The foundation is currently in advanced talks, for example, with a major entertainment company that is considering signing its pledge to audition actors with disabilities for each new studio production, as NBCUniversal did in late January.

“There are aspects of disability we’re not yet done with,” Ruderman said.

The foundation will also maintain its support of Boston-area mental health education initiatives, which Ruderman sees as related to disability, such as an upcoming recent webinar entitled “Supporting Employee Mental Health: Creating Cultures to Promote Wellbeing at Work.”

Ruderman began his own career as an assistant district attorney in Salem, Mass., and says his roots are in advocacy and activism.
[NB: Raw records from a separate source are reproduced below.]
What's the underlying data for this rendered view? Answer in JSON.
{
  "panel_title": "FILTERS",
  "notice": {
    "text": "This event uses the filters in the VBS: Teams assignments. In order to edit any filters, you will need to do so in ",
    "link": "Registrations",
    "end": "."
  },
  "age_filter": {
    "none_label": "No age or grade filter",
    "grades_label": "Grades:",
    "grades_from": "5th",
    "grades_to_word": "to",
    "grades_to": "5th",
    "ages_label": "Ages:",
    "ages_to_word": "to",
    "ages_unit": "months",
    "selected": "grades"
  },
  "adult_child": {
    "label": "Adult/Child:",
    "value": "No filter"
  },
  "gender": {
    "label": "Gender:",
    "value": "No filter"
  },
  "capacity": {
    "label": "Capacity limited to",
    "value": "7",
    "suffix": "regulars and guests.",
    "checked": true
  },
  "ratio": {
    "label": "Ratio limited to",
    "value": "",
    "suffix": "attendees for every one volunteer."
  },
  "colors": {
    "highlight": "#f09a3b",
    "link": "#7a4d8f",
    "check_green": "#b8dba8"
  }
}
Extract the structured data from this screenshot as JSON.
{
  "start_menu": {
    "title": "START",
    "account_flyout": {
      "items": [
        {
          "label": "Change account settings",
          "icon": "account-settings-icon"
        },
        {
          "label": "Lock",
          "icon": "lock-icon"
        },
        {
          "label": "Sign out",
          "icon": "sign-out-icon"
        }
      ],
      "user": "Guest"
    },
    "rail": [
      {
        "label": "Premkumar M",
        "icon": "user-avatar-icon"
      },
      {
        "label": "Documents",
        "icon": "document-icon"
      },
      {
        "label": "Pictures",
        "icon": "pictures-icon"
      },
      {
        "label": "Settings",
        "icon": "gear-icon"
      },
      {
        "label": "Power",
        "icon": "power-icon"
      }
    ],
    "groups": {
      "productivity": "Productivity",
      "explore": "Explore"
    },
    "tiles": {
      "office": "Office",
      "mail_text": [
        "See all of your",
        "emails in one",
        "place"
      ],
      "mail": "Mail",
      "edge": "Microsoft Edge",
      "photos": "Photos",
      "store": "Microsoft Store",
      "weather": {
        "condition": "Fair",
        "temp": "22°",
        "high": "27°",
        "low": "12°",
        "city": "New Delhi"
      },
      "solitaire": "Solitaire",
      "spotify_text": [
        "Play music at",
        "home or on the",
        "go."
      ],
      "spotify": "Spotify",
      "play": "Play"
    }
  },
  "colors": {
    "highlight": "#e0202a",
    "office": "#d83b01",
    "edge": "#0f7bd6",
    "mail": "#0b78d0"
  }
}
The foundation played an advocacy role in its disability work, he said, but he realized that it would need to make space for the disability community to lead. For that reason, the foundation created “Link20,” a network of activists with and without disabilities who receive resources and training, and is still supporting the initiative both in the United States and Israel.

“That is the direction that disability advocacy should go in,” he said.

In the United States, Link20 is now operating under the auspices of the National Council on Independent Living (NCIL), but Ruderman will fund the project until it is settled there. In Israel, Link20 is still “very much” still a part of the foundation.

When the foundation started its work in disability advocacy, the dominant idea in the field was that those with disabilities would be best served by separate programs, Ruderman said. Policymakers, service providers and advocates focused on providing separate facilities — such as schools, group homes, employment opportunities — for people with disabilities. Ruderman and others called for inclusion, and helped shift the conversation, said Jennifer Laszlo Mizrahi, the founder of RespectAbility, a nonprofit whose mission is disability inclusion; she and colleagues launched the nonprofit when they observed that those with disabilities in the Jewish community were suffering from a lack of equal treatment.

“At the end of the day, the question is why should inclusion be [funded with] designated dollars? Why do you need a special funder? Why isn’t it part of the general budget?” she said.

As an example of the Ruderman Family Foundation’s impact, she pointed to the hiring in late January of Rinat Kisin as an inclusion and belonging specialist at the Jewish Federation of Greater Washington. Kisin had worked as program officer at the Ruderman Family Foundation, helping to create Link20.

“What does it mean to have a Jewish community where everybody feels that they belong?” said Gil Preuss, the D.C. federation’s CEO, explaining that Kisin’s title is a new one for the federation. Preuss himself had already worked with the Ruderman Family Foundation during his 13 years at the Combined Jewish Philanthropies (CJP), Boston’s federation.

The foundation will also continue its work on Israel-Diaspora relations, which focuses on educating the Israeli public on the nature of American-Jewish life. It funds a master’s program in American-Jewish studies at the University of Haifa. Its graduates are in journalism and in government and throughout Israeli society, Ruderman said.

“Sustainability — maintaining what you are doing beyond your partnership and your leadership — is the most difficult aspect of philanthropy,” he said.